I am cursed, it seems. NaNoWriMo leered over the horizon with a baleful eye, and watched me glance between it and the one thing that’s threatening, promising, demanding me to become distracted from what might otherwise be considered a geas.
I’m screwed already, and I am filled with no little concern for a job I haven’t even started yet.
This is exactly why.
Fallout is going to me over. I can feel it in my bones. My bones. You know what else I feel in my bones? Nothing. I can’t feel in my bones. That’s weird, but it sounds like an awesome superpower.
Already I’ve put together my character’s stats over on Vault111.com.
I fully expect hermit status this November.
The above is what I’d gotten written on the 31st. It was supposed to publish whilst I was at dinner with a few friends but, unsurprisingly, that never happened. So I thought I’d hold it back a bit and write a little more for the post.
NaNoWriMo started out very shakily. I got pushed by a few dear friends to start writing stuff again, and three days in I’m actually keeping to my target despite some things really threatening to get in my way. One of those things was truly awful, and being on the first day had almost put a bullet in the head of my plans completely.
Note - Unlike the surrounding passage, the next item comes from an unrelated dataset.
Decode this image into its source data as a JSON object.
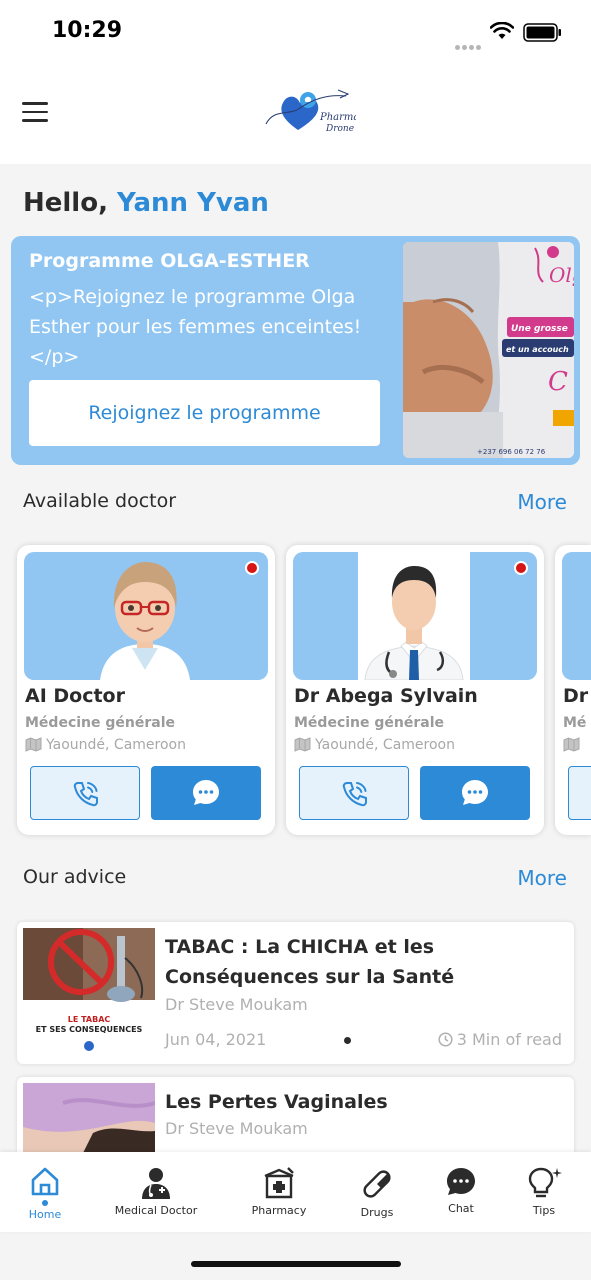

Like last year, I nearly had to give up again. I’ve been at this Brontide for such a long time now that I severely want to get it done and carry on with other projects. Distractions and other problems get in the way just enough to make someone want to yell “fuck off” to everything and just sit back and do whatever else is demanded instead, as if the project that’s been clinging onto my creative process is just supposed to be a creative block goblin that burrows into your skull and never leaves.
This year is helping. The people are helping. Hollie is a massive help.
You’ll get more from me this year. My NaNoWriMo target is a lot smaller than a lot of other peoples, but I’m not giving up when I’ve reached that daily target. I’m going for as long as I can in the window that I’m given.
Let’s fuck up that assbutt wordcount.